Final test acc: 0.8677

Target:
!UNK!|. !UNK!|ADP its|PRON !UNK!|NOUN year|NOUN ,|. The|NOUN !UNK!|NOUN !UNK!|NOUN Journal|NOUN will|VERB report|VERB events|NOUN of|ADP the|DET past|ADJ !UNK!|NOUN that|DET !UNK!|X !UNK!|VERB as|ADP !UNK!|NOUN of|ADP !UNK!|ADJ business|NOUN !UNK!|NOUN .|. !UNK!|.
Prediction:
!UNK!|NOUN !UNK!|NOUN its|PRON !UNK!|NOUN year|NOUN ,|. The|DET !UNK!|NOUN !UNK!|NOUN Journal|NOUN will|VERB report|VERB events|NOUN of|ADP the|DET past|ADJ !UNK!|NOUN that|ADP !UNK!|NOUN !UNK!|NOUN as|ADP !UNK!|NOUN of|ADP !UNK!|NOUN business|NOUN !UNK!|NOUN .|. !UNK!|NOUN

Target:
!UNK!|NUM !UNK!|NOUN !UNK!|DET !UNK!|X !UNK!|VERB the|DET face|NOUN of|ADP !UNK!|ADJ !UNK!|NOUN were|VERB !UNK!|VERB !UNK!|X in|ADP !UNK!|NUM .|.
Prediction:
!UNK!|NOUN !UNK!|NOUN !UNK!|NOUN !UNK!|NOUN !UNK!|NOUN the|DET face|NOUN of|ADP !UNK!|NOUN !UNK!|NOUN were|VERB !UNK!|VERB !UNK!|NOUN in|ADP !UNK!|NOUN .|.

Target:
That|DET year|NOUN the|DET !UNK!|NOUN !UNK!|NOUN ,|. !UNK!|NOUN !UNK!|NOUN and|CONJ 

  self.dropout, self.training, self.bidirectional, self.batch_first)


**TODO:** Write a short report (approx. 4 sentences) about how you optimized the hyperparameters in this experiment.
Include: The absolute and relative sizes of the train, dev and test sets, your method of hyperparameter search, the number of hyperparameter configurations (budget), the metric by which you chose the best model, what the best configuration was, and the final dev and test set accuracy.
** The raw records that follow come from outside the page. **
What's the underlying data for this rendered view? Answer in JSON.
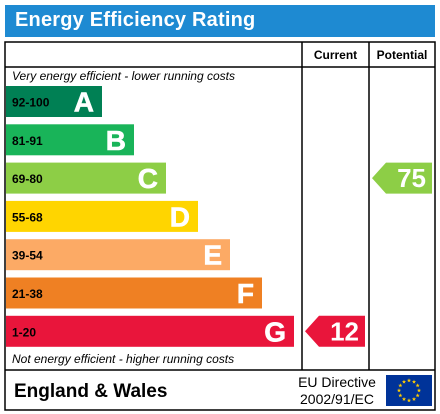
{
  "title": "Energy Efficiency Rating",
  "chart_data": {
    "type": "bar",
    "title": "Energy Efficiency Rating",
    "column_headers": {
      "current": "Current",
      "potential": "Potential"
    },
    "top_note": "Very energy efficient - lower running costs",
    "bottom_note": "Not energy efficient - higher running costs",
    "bands": [
      {
        "range": "92-100",
        "letter": "A",
        "color": "#008054",
        "range_color": "#000000"
      },
      {
        "range": "81-91",
        "letter": "B",
        "color": "#19b459",
        "range_color": "#000000"
      },
      {
        "range": "69-80",
        "letter": "C",
        "color": "#8dce46",
        "range_color": "#000000"
      },
      {
        "range": "55-68",
        "letter": "D",
        "color": "#ffd500",
        "range_color": "#000000"
      },
      {
        "range": "39-54",
        "letter": "E",
        "color": "#fcaa65",
        "range_color": "#000000"
      },
      {
        "range": "21-38",
        "letter": "F",
        "color": "#ef8023",
        "range_color": "#000000"
      },
      {
        "range": "1-20",
        "letter": "G",
        "color": "#e9153b",
        "range_color": "#000000"
      }
    ],
    "current": {
      "value": 12,
      "band": "G",
      "color": "#e9153b"
    },
    "potential": {
      "value": 75,
      "band": "C",
      "color": "#8dce46"
    }
  },
  "footer": {
    "region": "England & Wales",
    "directive_line1": "EU Directive",
    "directive_line2": "2002/91/EC",
    "flag_color": "#003399",
    "star_color": "#ffcc00"
  }
}
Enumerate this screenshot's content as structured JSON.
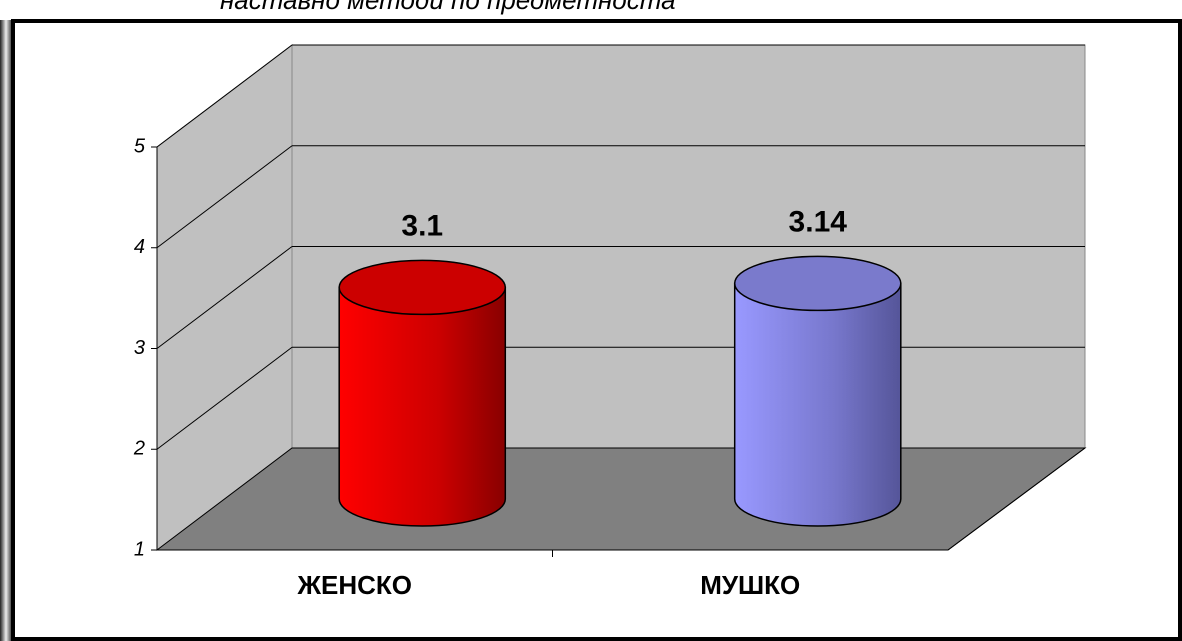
{
  "chart_data": {
    "type": "bar3d",
    "title": "наставно методи по предметноста",
    "categories": [
      "ЖЕНСКО",
      "МУШКО"
    ],
    "series": [
      {
        "name": null,
        "colors": [
          "#ff0000",
          "#9999ff"
        ],
        "values": [
          3.1,
          3.14
        ]
      }
    ],
    "ylim": [
      1,
      5
    ],
    "yticks": [
      1,
      2,
      3,
      4,
      5
    ],
    "grid": true
  }
}
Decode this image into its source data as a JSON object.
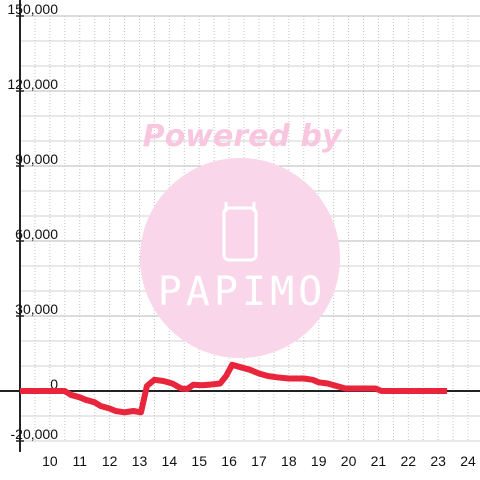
{
  "chart_data": {
    "type": "line",
    "x_ticks": [
      "10",
      "11",
      "12",
      "13",
      "14",
      "15",
      "16",
      "17",
      "18",
      "19",
      "20",
      "21",
      "22",
      "23",
      "24"
    ],
    "y_ticks": [
      "150,000",
      "120,000",
      "90,000",
      "60,000",
      "30,000",
      "0",
      "-20,000"
    ],
    "xlim": [
      9,
      24.4
    ],
    "ylim": [
      -20000,
      150000
    ],
    "grid": true,
    "series": [
      {
        "color": "#e8253a",
        "points": [
          [
            9,
            0
          ],
          [
            10.5,
            0
          ],
          [
            10.7,
            -1500
          ],
          [
            11,
            -2500
          ],
          [
            11.2,
            -3500
          ],
          [
            11.5,
            -4500
          ],
          [
            11.7,
            -6000
          ],
          [
            12,
            -7000
          ],
          [
            12.2,
            -8000
          ],
          [
            12.5,
            -8500
          ],
          [
            12.8,
            -8000
          ],
          [
            13.05,
            -8500
          ],
          [
            13.25,
            2000
          ],
          [
            13.5,
            4500
          ],
          [
            13.8,
            4000
          ],
          [
            14.1,
            3000
          ],
          [
            14.4,
            1000
          ],
          [
            14.6,
            800
          ],
          [
            14.8,
            2500
          ],
          [
            15.1,
            2300
          ],
          [
            15.4,
            2600
          ],
          [
            15.7,
            3000
          ],
          [
            15.9,
            6000
          ],
          [
            16.1,
            10500
          ],
          [
            16.4,
            9500
          ],
          [
            16.7,
            8500
          ],
          [
            17.0,
            7000
          ],
          [
            17.3,
            6000
          ],
          [
            17.6,
            5500
          ],
          [
            18.0,
            5000
          ],
          [
            18.5,
            5000
          ],
          [
            18.8,
            4500
          ],
          [
            19.0,
            3500
          ],
          [
            19.3,
            3000
          ],
          [
            19.6,
            2000
          ],
          [
            19.9,
            1000
          ],
          [
            20.5,
            1000
          ],
          [
            20.9,
            1000
          ],
          [
            21.1,
            0
          ],
          [
            22,
            0
          ],
          [
            23.3,
            0
          ]
        ]
      }
    ]
  },
  "watermark": {
    "text": "Powered by",
    "brand": "PAPIMO",
    "circle_color": "#fad6ea",
    "text_color": "#f9c6e0"
  }
}
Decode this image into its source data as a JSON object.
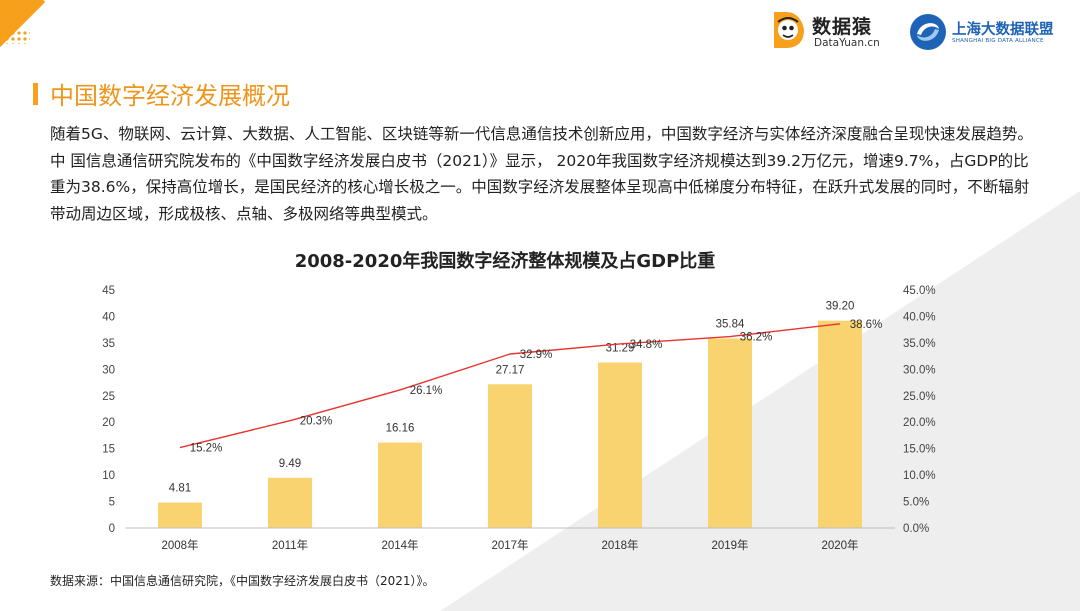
{
  "header": {
    "logo_primary": {
      "name": "数据猿",
      "subtitle": "DataYuan.cn"
    },
    "logo_secondary": {
      "name": "上海大数据联盟",
      "subtitle": "SHANGHAI BIG DATA ALLIANCE"
    }
  },
  "section": {
    "title": "中国数字经济发展概况",
    "intro": "随着5G、物联网、云计算、大数据、人工智能、区块链等新一代信息通信技术创新应用，中国数字经济与实体经济深度融合呈现快速发展趋势。 中 国信息通信研究院发布的《中国数字经济发展白皮书（2021）》显示， 2020年我国数字经济规模达到39.2万亿元，增速9.7%，占GDP的比重为38.6%，保持高位增长，是国民经济的核心增长极之一。中国数字经济发展整体呈现高中低梯度分布特征，在跃升式发展的同时，不断辐射带动周边区域，形成极核、点轴、多极网络等典型模式。"
  },
  "chart_data": {
    "type": "bar",
    "title": "2008-2020年我国数字经济整体规模及占GDP比重",
    "categories": [
      "2008年",
      "2011年",
      "2014年",
      "2017年",
      "2018年",
      "2019年",
      "2020年"
    ],
    "series": [
      {
        "name": "数字经济规模",
        "type": "bar",
        "axis": "left",
        "values": [
          4.81,
          9.49,
          16.16,
          27.17,
          31.29,
          35.84,
          39.2
        ],
        "labels": [
          "4.81",
          "9.49",
          "16.16",
          "27.17",
          "31.29",
          "35.84",
          "39.20"
        ]
      },
      {
        "name": "占GDP比重",
        "type": "line",
        "axis": "right",
        "values": [
          15.2,
          20.3,
          26.1,
          32.9,
          34.8,
          36.2,
          38.6
        ],
        "labels": [
          "15.2%",
          "20.3%",
          "26.1%",
          "32.9%",
          "34.8%",
          "36.2%",
          "38.6%"
        ]
      }
    ],
    "y_left": {
      "min": 0,
      "max": 45,
      "step": 5,
      "ticks": [
        "0",
        "5",
        "10",
        "15",
        "20",
        "25",
        "30",
        "35",
        "40",
        "45"
      ]
    },
    "y_right": {
      "min": 0,
      "max": 45,
      "step": 5,
      "ticks": [
        "0.0%",
        "5.0%",
        "10.0%",
        "15.0%",
        "20.0%",
        "25.0%",
        "30.0%",
        "35.0%",
        "40.0%",
        "45.0%"
      ]
    },
    "grid": false,
    "legend": "none"
  },
  "source": "数据来源：中国信息通信研究院，《中国数字经济发展白皮书（2021）》。",
  "colors": {
    "accent": "#f7a01c",
    "bar": "#f9d36f",
    "line": "#e8332f",
    "title_text": "#f0951b"
  }
}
**EXAMPLE:** We trained on 203 sentences, evaluated our hyperparameters on 38 sentences, and used 29 sentences as our test set. We created hyperparameter configurations by random sampling from the following ranges: embedding_dim (16, 32, 64, 128), hidden size (16, 32, 64, 128), batch size (8, 16, 32, 64), optimizer (adamW, adagrad, SGD, adadelta), learning rate (0.01, 0.05, 0.1), weight decay (0.0, 0.01, 0.05), dropout (0.0, 0.2, 0.4) -- furthermore, we optimized the number of epochs by early stopping. Our metric for choosing the best model was development set accuracy. The best configuration was: embedding dim 64, hidden size 32, batch size 8, optimizer adamW, learning rate 0.05, weight decay 0.05, dropout 0.2; and the final development and test accuracies were 0.8728 and 0.8677 respectively.